Jean de Melum rebuilt Antoing Castle between 1436 and 1452, creating a "luxurious tower house" with updated defenses. In the 15th and 16th centuries, Antoing Castle was visited by many notables of the era, including Charles the Bold; Henry VIII; Margaret of Austria; Maximilian I, Holy Roman Emperor; Philip the Good; and Philip II of Spain. In the 17th and 18th centuries, Antoing Castle was visited by Louis XIV and Louis XV.

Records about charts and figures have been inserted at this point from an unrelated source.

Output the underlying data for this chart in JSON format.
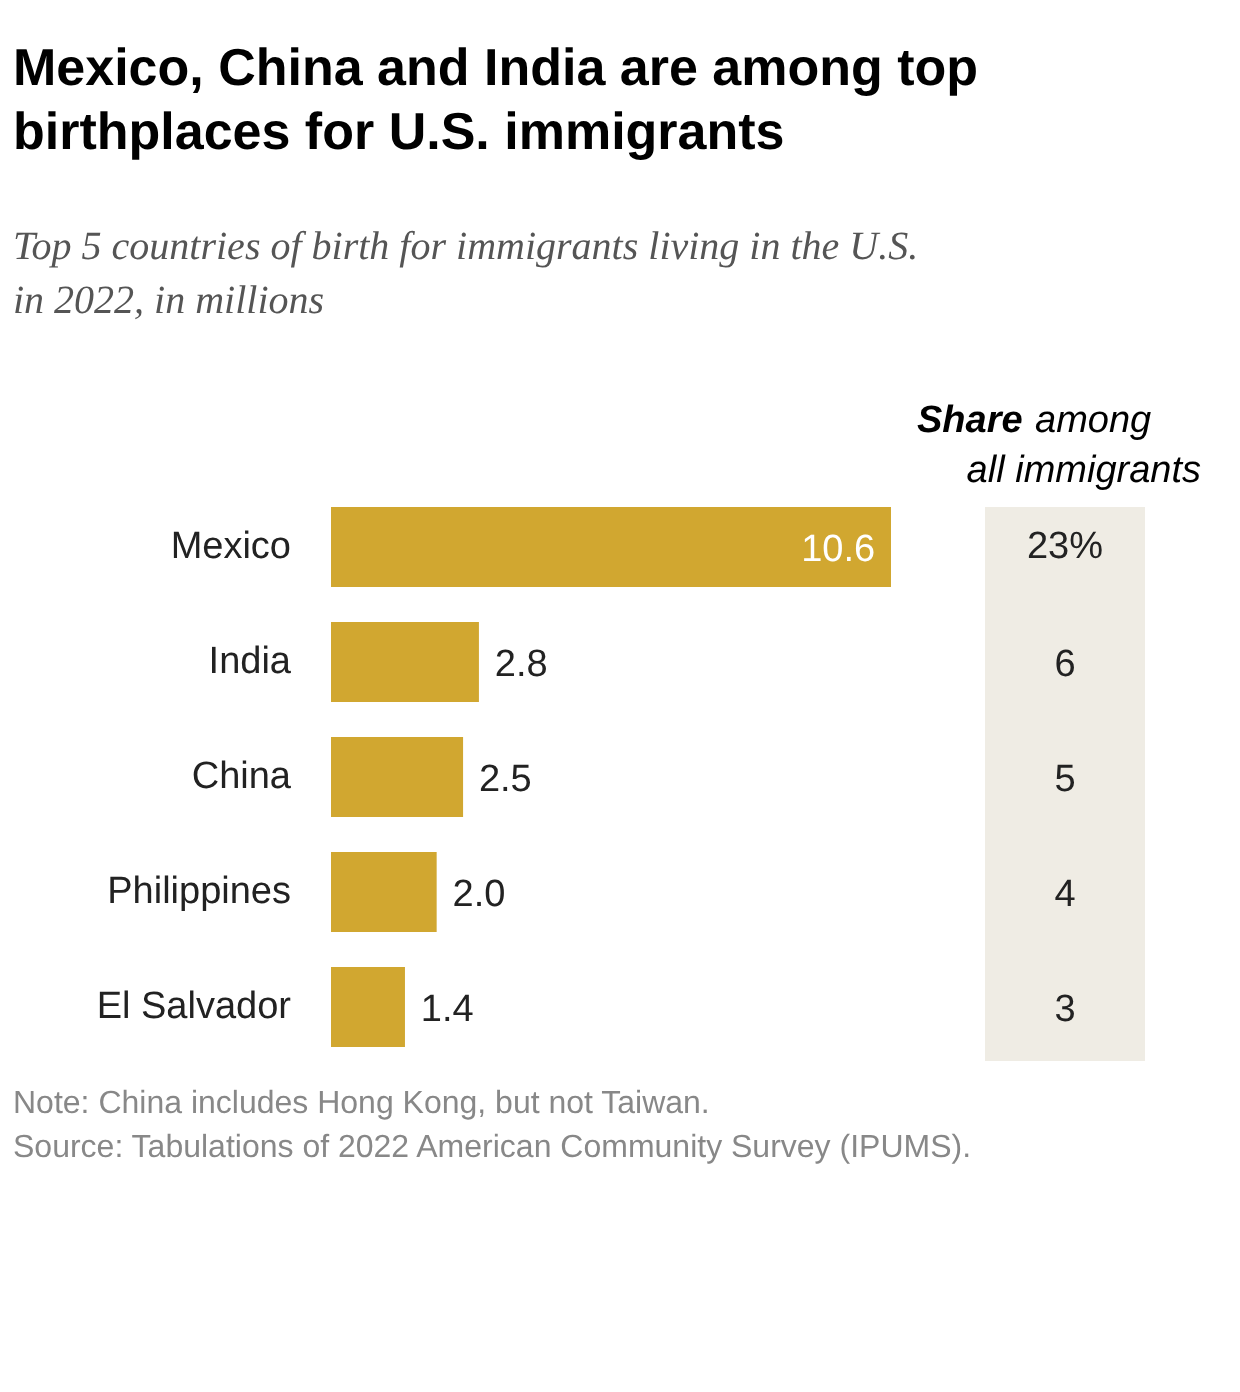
{
  "chart_data": {
    "type": "bar",
    "orientation": "horizontal",
    "title": "Mexico, China and India are among top birthplaces for U.S. immigrants",
    "subtitle": "Top 5 countries of birth for immigrants living in the U.S. in 2022, in millions",
    "categories": [
      "Mexico",
      "India",
      "China",
      "Philippines",
      "El Salvador"
    ],
    "values": [
      10.6,
      2.8,
      2.5,
      2.0,
      1.4
    ],
    "color": "#d1a730",
    "value_labels": [
      "10.6",
      "2.8",
      "2.5",
      "2.0",
      "1.4"
    ],
    "annotations": [
      "Share among all immigrants",
      "23%",
      "6",
      "5",
      "4",
      "3",
      "Note: China includes Hong Kong, but not Taiwan.",
      "Source: Tabulations of 2022 American Community Survey (IPUMS)."
    ]
  }
}
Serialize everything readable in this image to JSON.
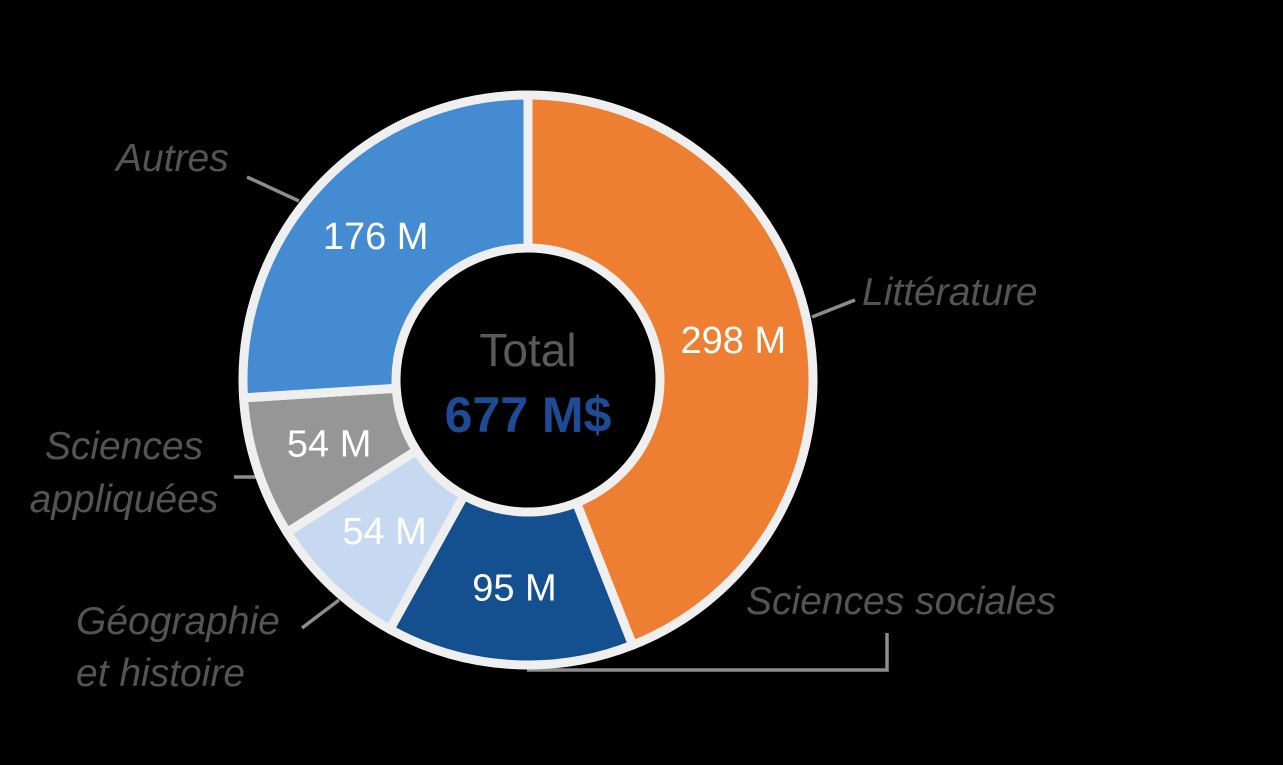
{
  "figure": {
    "background_color": "#000000",
    "ring_color": "#EFEFEF",
    "leader_line_color": "#8C8C8C"
  },
  "center": {
    "label": "Total",
    "value": "677 M$",
    "label_color": "#5A5A5A",
    "value_color": "#1E4B96"
  },
  "chart_data": {
    "type": "pie",
    "subtype": "donut",
    "title": "",
    "center_label": "Total",
    "center_value": "677 M$",
    "total": 677,
    "unit": "M$",
    "categories": [
      "Littérature",
      "Sciences sociales",
      "Géographie et histoire",
      "Sciences appliquées",
      "Autres"
    ],
    "values": [
      298,
      95,
      54,
      54,
      176
    ],
    "value_labels": [
      "298 M",
      "95 M",
      "54 M",
      "54 M",
      "176 M"
    ],
    "display_labels": [
      "Littérature",
      "Sciences sociales",
      "Géographie\net histoire",
      "Sciences\nappliquées",
      "Autres"
    ],
    "keys": [
      "litterature",
      "sciences-sociales",
      "geographie-et-histoire",
      "sciences-appliquees",
      "autres"
    ],
    "colors": [
      "#EE7E31",
      "#144F90",
      "#C7D9F1",
      "#969696",
      "#458BD1"
    ],
    "value_label_color": "#FFFFFF",
    "start_angle_deg": 0,
    "direction": "clockwise",
    "labels_position": "outside-callouts",
    "legend": "none"
  }
}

In 1634, Antoing Castle was inherited by the Princes de Ligne when there was not a male heir, and the holder of that title still owns it. In 1901 to 1914, Amtoing Castle was used by the College of the Sacred Heart, operated by the French Jesuit for students of the College of Lille in exile. During World War I, the castle was used as a hospital by the Imperial German Army.

Antoing Castle is now the private home of the De Ligne family. It is one of the best-known castles in Belgium. Locally, it is called the Château d'Antoing and the Château des Princes de Ligne.

== Architecture ==
Antoing Castle's core is from the late Medieval Ages. Its round towers were added in the 1400s. It also includes a corps de logis that was added near its gatehouse in the mid 16th century and is now used as a coach house.

Antoing Castle was redesigned in Neo-Gothic style in the 19th century by the French architect Viollet-le-Duc.
==Popular culture==
Antoing Castle was the primary filming location for The Devil's Nightmare (1971) a Belgian/Italian co-production.